Denial Code Decoder
CO-45 — Charge exceeds the contracted rate
The billed amount is higher than the payer's fee schedule or your contracted rate, so the difference was adjusted off. On an in-network claim this is the ordinary contractual write-off — but a pattern of large CO-45 adjustments can hide an underpayment or a stale chargemaster.
Billable to the patient? No — a contractual adjustment is never billable to the patient on an in-network claim.
Where this denial is born
- Front desk
- Coding
- Claim build
- Submission
- Adjudication
This denial is usually created at the highlighted stage — that is where prevention lives.
Answer the questions — follow the path
The same questions an experienced biller asks, in order. Your answers draw the route to the right action.
Does the paid amount match your contracted rate for this code?
Compare the allowed amount on the remittance against the fee schedule in your contract.
The full decision tree
Does the paid amount match your contracted rate for this code?
Compare the allowed amount on the remittance against the fee schedule in your contract.
- Yes →
Post the contractual adjustment. This is the normal in-network write-off. Post it to the contractual adjustment bucket — not to patient responsibility.
- No →
Is the payment below the contracted rate?

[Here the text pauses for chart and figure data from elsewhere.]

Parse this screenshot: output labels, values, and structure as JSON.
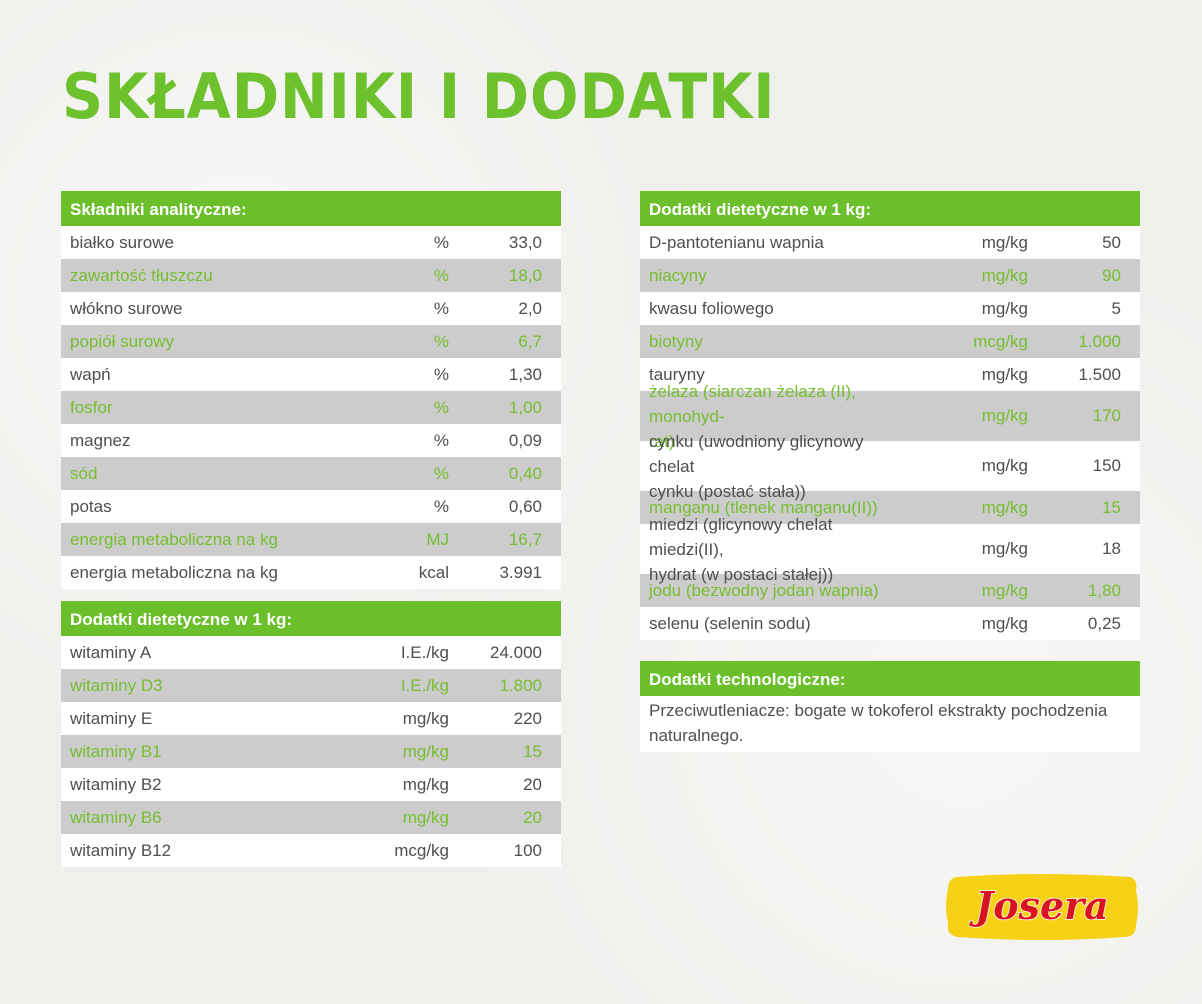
{
  "title": "SKŁADNIKI I DODATKI",
  "analytic": {
    "heading": "Składniki analityczne:",
    "rows": [
      {
        "name": "białko surowe",
        "unit": "%",
        "value": "33,0"
      },
      {
        "name": "zawartość tłuszczu",
        "unit": "%",
        "value": "18,0"
      },
      {
        "name": "włókno surowe",
        "unit": "%",
        "value": "2,0"
      },
      {
        "name": "popiół surowy",
        "unit": "%",
        "value": "6,7"
      },
      {
        "name": "wapń",
        "unit": "%",
        "value": "1,30"
      },
      {
        "name": "fosfor",
        "unit": "%",
        "value": "1,00"
      },
      {
        "name": "magnez",
        "unit": "%",
        "value": "0,09"
      },
      {
        "name": "sód",
        "unit": "%",
        "value": "0,40"
      },
      {
        "name": "potas",
        "unit": "%",
        "value": "0,60"
      },
      {
        "name": "energia metaboliczna na kg",
        "unit": "MJ",
        "value": "16,7"
      },
      {
        "name": "energia metaboliczna na kg",
        "unit": "kcal",
        "value": "3.991"
      }
    ]
  },
  "vitamins": {
    "heading": "Dodatki dietetyczne w 1 kg:",
    "rows": [
      {
        "name": "witaminy A",
        "unit": "I.E./kg",
        "value": "24.000"
      },
      {
        "name": "witaminy D3",
        "unit": "I.E./kg",
        "value": "1.800"
      },
      {
        "name": "witaminy E",
        "unit": "mg/kg",
        "value": "220"
      },
      {
        "name": "witaminy B1",
        "unit": "mg/kg",
        "value": "15"
      },
      {
        "name": "witaminy B2",
        "unit": "mg/kg",
        "value": "20"
      },
      {
        "name": "witaminy B6",
        "unit": "mg/kg",
        "value": "20"
      },
      {
        "name": "witaminy B12",
        "unit": "mcg/kg",
        "value": "100"
      }
    ]
  },
  "additives": {
    "heading": "Dodatki dietetyczne w 1 kg:",
    "rows": [
      {
        "name": "D-pantotenianu wapnia",
        "unit": "mg/kg",
        "value": "50"
      },
      {
        "name": "niacyny",
        "unit": "mg/kg",
        "value": "90"
      },
      {
        "name": "kwasu foliowego",
        "unit": "mg/kg",
        "value": "5"
      },
      {
        "name": "biotyny",
        "unit": "mcg/kg",
        "value": "1.000"
      },
      {
        "name": "tauryny",
        "unit": "mg/kg",
        "value": "1.500"
      },
      {
        "name": "żelaza (siarczan żelaza (II), monohyd-\nrat)",
        "unit": "mg/kg",
        "value": "170"
      },
      {
        "name": "cynku (uwodniony glicynowy chelat\ncynku (postać stała))",
        "unit": "mg/kg",
        "value": "150"
      },
      {
        "name": "manganu (tlenek manganu(II))",
        "unit": "mg/kg",
        "value": "15"
      },
      {
        "name": "miedzi (glicynowy chelat miedzi(II),\nhydrat (w postaci stałej))",
        "unit": "mg/kg",
        "value": "18"
      },
      {
        "name": "jodu (bezwodny jodan wapnia)",
        "unit": "mg/kg",
        "value": "1,80"
      },
      {
        "name": "selenu (selenin sodu)",
        "unit": "mg/kg",
        "value": "0,25"
      }
    ]
  },
  "technological": {
    "heading": "Dodatki technologiczne:",
    "text": "Przeciwutleniacze: bogate w tokoferol ekstrakty pochodzenia naturalnego."
  },
  "logo": {
    "text": "Josera",
    "colors": {
      "red": "#d7141f",
      "yellow": "#f7d116"
    }
  },
  "colors": {
    "green": "#6bbf2b",
    "rowAlt": "#cccccc",
    "text": "#4f4f4f"
  }
}
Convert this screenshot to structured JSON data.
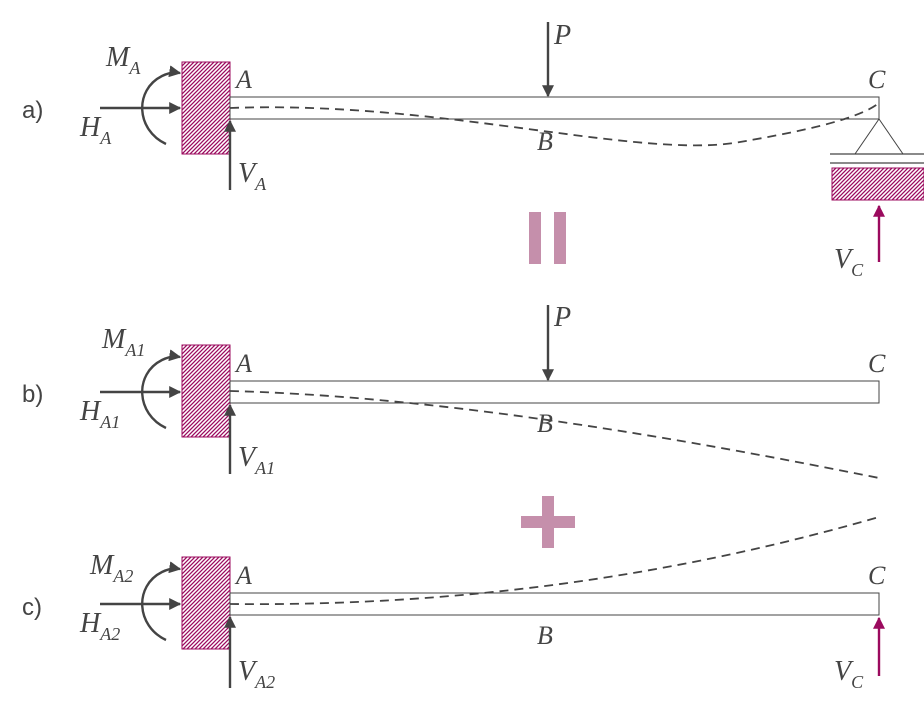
{
  "colors": {
    "ink": "#444444",
    "accent": "#9b0a5e",
    "operator": "#c58fab"
  },
  "cases": [
    {
      "id": "a",
      "tag": "a)",
      "point_A": "A",
      "point_B": "B",
      "point_C": "C",
      "load": "P",
      "moment": {
        "main": "M",
        "sub": "A"
      },
      "horizontal": {
        "main": "H",
        "sub": "A"
      },
      "vertical": {
        "main": "V",
        "sub": "A"
      },
      "support_reaction": {
        "main": "V",
        "sub": "C"
      }
    },
    {
      "id": "b",
      "tag": "b)",
      "point_A": "A",
      "point_B": "B",
      "point_C": "C",
      "load": "P",
      "moment": {
        "main": "M",
        "sub": "A1"
      },
      "horizontal": {
        "main": "H",
        "sub": "A1"
      },
      "vertical": {
        "main": "V",
        "sub": "A1"
      }
    },
    {
      "id": "c",
      "tag": "c)",
      "point_A": "A",
      "point_B": "B",
      "point_C": "C",
      "moment": {
        "main": "M",
        "sub": "A2"
      },
      "horizontal": {
        "main": "H",
        "sub": "A2"
      },
      "vertical": {
        "main": "V",
        "sub": "A2"
      },
      "end_force": {
        "main": "V",
        "sub": "C"
      }
    }
  ],
  "operators": {
    "equals": "equals-sign-icon",
    "plus": "plus-sign-icon"
  }
}
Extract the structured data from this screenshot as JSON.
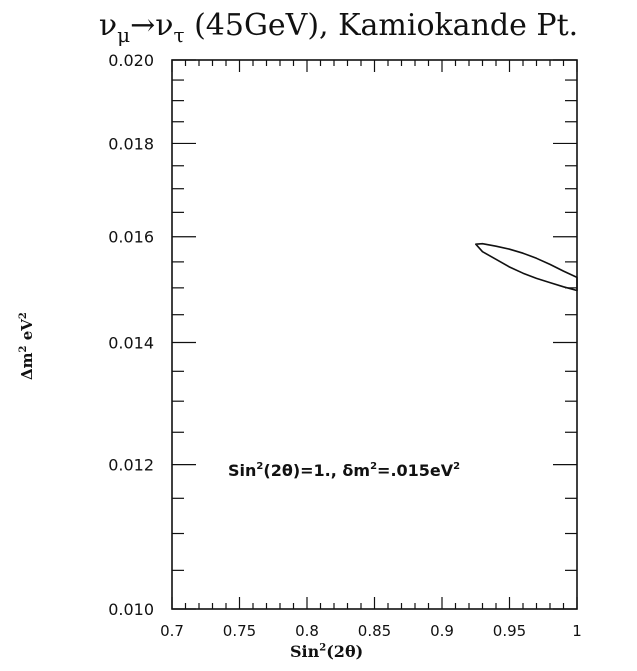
{
  "chart_data": {
    "type": "line",
    "title": "νμ→ντ (45GeV), Kamiokande Pt.",
    "title_parts": {
      "nu": "ν",
      "mu": "μ",
      "arrow": "→",
      "tau": "τ",
      "rest": " (45GeV), Kamiokande Pt."
    },
    "xlabel": "Sin²(2θ)",
    "xlabel_parts": {
      "base": "Sin",
      "sup": "2",
      "tail": "(2θ)"
    },
    "ylabel": "Δm² eV²",
    "ylabel_parts": {
      "a": "Δm",
      "sup1": "2",
      "b": " eV",
      "sup2": "2"
    },
    "xlim": [
      0.7,
      1.0
    ],
    "ylim": [
      0.01,
      0.02
    ],
    "y_scale": "log",
    "x_ticks": [
      "0.7",
      "0.75",
      "0.8",
      "0.85",
      "0.9",
      "0.95",
      "1"
    ],
    "y_ticks": [
      "0.010",
      "0.012",
      "0.014",
      "0.016",
      "0.018",
      "0.020"
    ],
    "annotation": "Sin²(2θ)=1., δm²=.015eV²",
    "annotation_parts": {
      "a": "Sin",
      "sup1": "2",
      "b": "(2θ)=1., δm",
      "sup2": "2",
      "c": "=.015eV",
      "sup3": "2"
    },
    "series": [
      {
        "values": [
          [
            0.925,
            0.01585
          ],
          [
            0.93,
            0.0157
          ],
          [
            0.94,
            0.01555
          ],
          [
            0.95,
            0.0154
          ],
          [
            0.96,
            0.01528
          ],
          [
            0.97,
            0.01518
          ],
          [
            0.98,
            0.0151
          ],
          [
            0.99,
            0.01502
          ],
          [
            1.0,
            0.01495
          ],
          [
            1.0,
            0.0152
          ],
          [
            0.99,
            0.01532
          ],
          [
            0.98,
            0.01545
          ],
          [
            0.97,
            0.01557
          ],
          [
            0.96,
            0.01567
          ],
          [
            0.95,
            0.01575
          ],
          [
            0.94,
            0.01581
          ],
          [
            0.93,
            0.01586
          ],
          [
            0.925,
            0.01585
          ]
        ]
      }
    ],
    "grid": false
  }
}
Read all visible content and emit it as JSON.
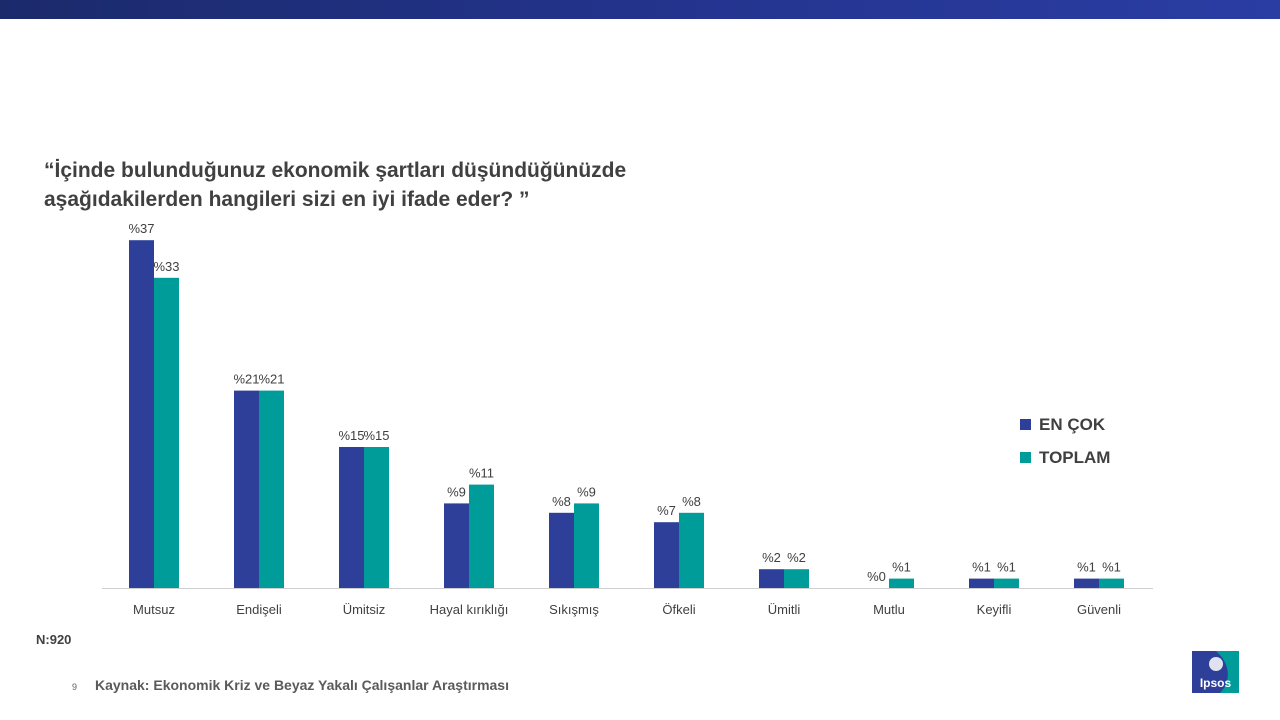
{
  "question": {
    "line1": "“İçinde bulunduğunuz ekonomik şartları düşündüğünüzde",
    "line2": "aşağıdakilerden hangileri sizi en iyi ifade eder? ”"
  },
  "legend": [
    {
      "label": "EN ÇOK",
      "color": "#2e3f99"
    },
    {
      "label": "TOPLAM",
      "color": "#009c9a"
    }
  ],
  "chart_data": {
    "type": "bar",
    "categories": [
      "Mutsuz",
      "Endişeli",
      "Ümitsiz",
      "Hayal kırıklığı",
      "Sıkışmış",
      "Öfkeli",
      "Ümitli",
      "Mutlu",
      "Keyifli",
      "Güvenli"
    ],
    "series": [
      {
        "name": "EN ÇOK",
        "color": "#2e3f99",
        "values": [
          37,
          21,
          15,
          9,
          8,
          7,
          2,
          0,
          1,
          1
        ],
        "labels": [
          "%37",
          "%21",
          "%15",
          "%9",
          "%8",
          "%7",
          "%2",
          "%0",
          "%1",
          "%1"
        ]
      },
      {
        "name": "TOPLAM",
        "color": "#009c9a",
        "values": [
          33,
          21,
          15,
          11,
          9,
          8,
          2,
          1,
          1,
          1
        ],
        "labels": [
          "%33",
          "%21",
          "%15",
          "%11",
          "%9",
          "%8",
          "%2",
          "%1",
          "%1",
          "%1"
        ]
      }
    ],
    "legend_position": "right",
    "grid": false
  },
  "footer": {
    "n": "N:920",
    "page": "9",
    "source": "Kaynak:  Ekonomik Kriz ve Beyaz Yakalı Çalışanlar Araştırması",
    "logo_text": "Ipsos"
  }
}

If the allowed amount itself is wrong, this is an underpayment, not an adjustment.
- Yes →
Dispute the underpayment. Send the payer a payment dispute citing the contract rate and the remittance. Track it like an appeal, with the payer's dispute deadline on a clock.
- No →
Review the charge amount. If the payer allowed more than you expected, your fee schedule on file may be stale — verify the contract version before concluding anything.
- Yes →
Prevention
Load payer fee schedules into your system and run an allowed-vs-paid comparison on posting, so underpayments surface instead of disappearing into write-offs.